Special Issue of the 9th China College IC Competition
WANG Yizhi, MA Fengyuan, DING Siying, TANG Xuheng, LIU Jiacheng, JI Songjie, CHEN Lin, CHEN Weina, XIAO Maohua
Outdoor pond aquaculture feeding yields significantly vary with water quality evaluation, estimation, and control. However, several issues challenge the accuracy of water evaluation, such as inexplicable missing data in acquired parameters and strong coupling and time-lag correlations among multiple parameters. Inaccurate water evaluation results further introduce errors into the estimation and control processes, potentially leading to sudden losses in aquaculture. Therefore, a real-time water parameter monitoring device is firstly designed in this research, featuring an ESP32 microcontroller and an embedded MATLAB application. This device allows real-time data on ammonia nitrogen, dissolved oxygen, pH value, water temperature, and water depth to be transmitted to the cloud platform, specifically the OneNet IoT platform. Based on the device design, an innovative method with VMD-LSTM-XGBoost structure for parameter decomposition and reconstruction to extraction of temporal information among parameters and the supplementation of missing data. Meanwhile, the Sparrow Search Algorithm (SSA) is employed for decomposition numbers optimization. Furthermore, the combination of AHP-CV-normal cloud model is designed to improve the accuracy of water quality evaluation. Finally, an integrated learning model is constructed to improve the accuracy of water quality prediction. This research optimized the decomposition of 4 parameter groups into 34 sets of time-series data based on collected data and completed missing parameter supplementation.
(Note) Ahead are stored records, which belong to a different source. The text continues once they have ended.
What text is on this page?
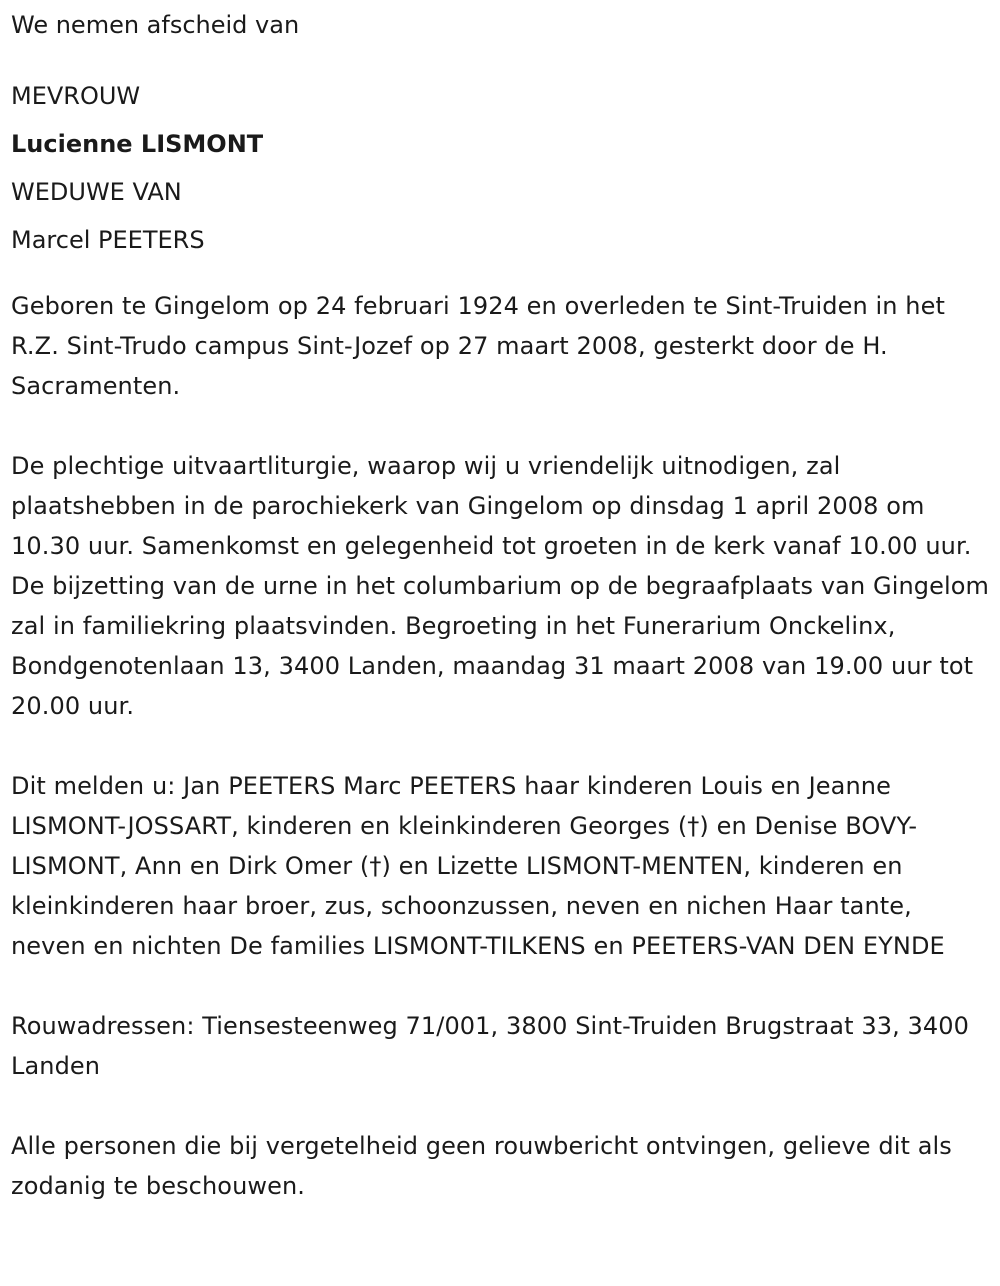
We nemen afscheid van

MEVROUW

Lucienne LISMONT

WEDUWE VAN

Marcel PEETERS

Geboren te Gingelom op 24 februari 1924 en overleden te Sint-Truiden in het R.Z. Sint-Trudo campus Sint-Jozef op 27 maart 2008, gesterkt door de H. Sacramenten.

De plechtige uitvaartliturgie, waarop wij u vriendelijk uitnodigen, zal plaatshebben in de parochiekerk van Gingelom op dinsdag 1 april 2008 om 10.30 uur. Samenkomst en gelegenheid tot groeten in de kerk vanaf 10.00 uur. De bijzetting van de urne in het columbarium op de begraafplaats van Gingelom zal in familiekring plaatsvinden. Begroeting in het Funerarium Onckelinx, Bondgenotenlaan 13, 3400 Landen, maandag 31 maart 2008 van 19.00 uur tot 20.00 uur.

Dit melden u: Jan PEETERS Marc PEETERS haar kinderen Louis en Jeanne LISMONT-JOSSART, kinderen en kleinkinderen Georges (†) en Denise BOVY-LISMONT, Ann en Dirk Omer (†) en Lizette LISMONT-MENTEN, kinderen en kleinkinderen haar broer, zus, schoonzussen, neven en nichen Haar tante, neven en nichten De families LISMONT-TILKENS en PEETERS-VAN DEN EYNDE

Rouwadressen: Tiensesteenweg 71/001, 3800 Sint-Truiden Brugstraat 33, 3400 Landen

Alle personen die bij vergetelheid geen rouwbericht ontvingen, gelieve dit als zodanig te beschouwen.
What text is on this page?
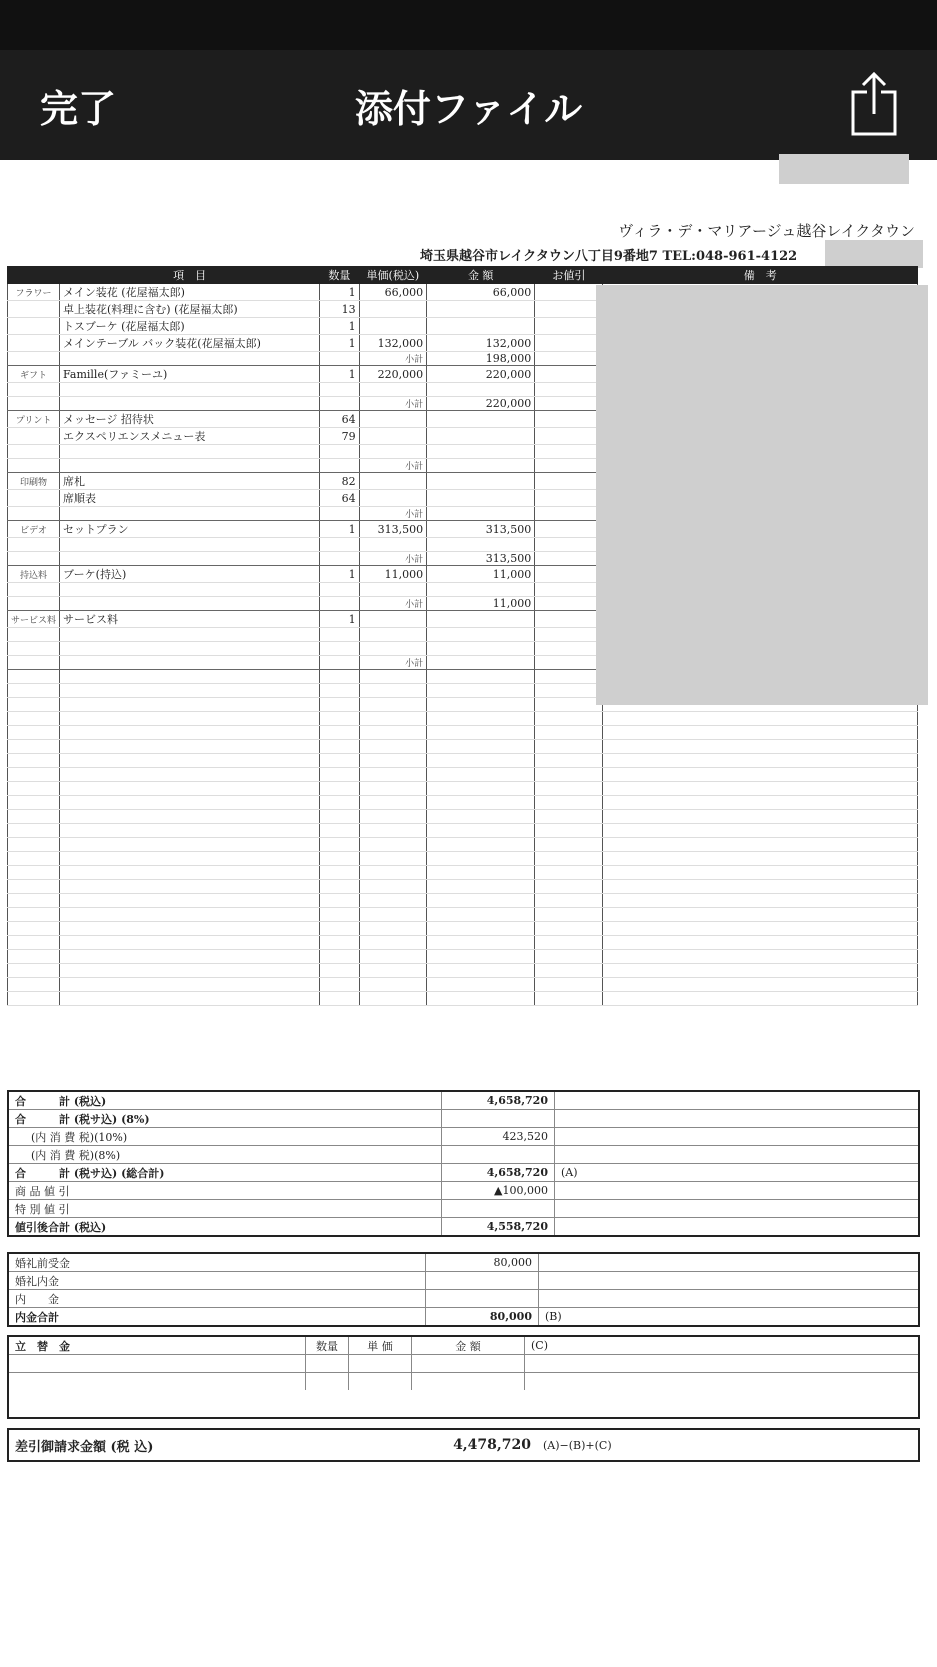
完了	添付ファイル
ヴィラ・デ・マリアージュ越谷レイクタウン
埼玉県越谷市レイクタウン八丁目9番地7 TEL:048-961-4122
	項　目	数量	単価(税込)	金 額	お値引	備　考
フラワー	メイン装花 (花屋福太郎)	1	66,000	66,000		
	卓上装花(料理に含む) (花屋福太郎)	13				
	トスブーケ (花屋福太郎)	1				
	メインテーブル バック装花(花屋福太郎)	1	132,000	132,000		
			小計	198,000		
ギフト	Famille(ファミーユ)	1	220,000	220,000		

			小計	220,000		
プリント	メッセージ 招待状	64				
	エクスペリエンスメニュー表	79				

			小計			
印刷物	席札	82				
	席順表	64				
			小計			
ビデオ	セットプラン	1	313,500	313,500		

			小計	313,500		
持込料	ブーケ(持込)	1	11,000	11,000		

			小計	11,000		
サービス料	サービス料	1				

			小計			

合　　　計 (税込)	4,658,720	
合　　　計 (税サ込) (8%)		
(内 消 費 税)(10%)	423,520	
(内 消 費 税)(8%)		
合　　　計 (税サ込) (総合計)	4,658,720	(A)
商 品 値 引	▲100,000	
特 別 値 引		
値引後合計 (税込)	4,558,720	
婚礼前受金	80,000	
婚礼内金		
内　　金		
内金合計	80,000	(B)
立　替　金	数量	単 価	金 額	(C)

差引御請求金額 (税 込)	4,478,720	(A)−(B)+(C)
The experimental validation shows that the proposed AHP-CV-normal cloud model for water quality assessment achieves a classification accuracy rate of over 98%, demonstrating good feasibility. The designed VMD-LSTM-XGBoost hybrid model achieves a test accuracy of 96.209% on the validation set, demonstrating strong predictive performance. This research provides an effective solution for monitoring water quality parameters, data imputation, water quality assessment, and prediction in the complex environment of outdoor pond aquaculture, offering theoretical support for feeding strategies.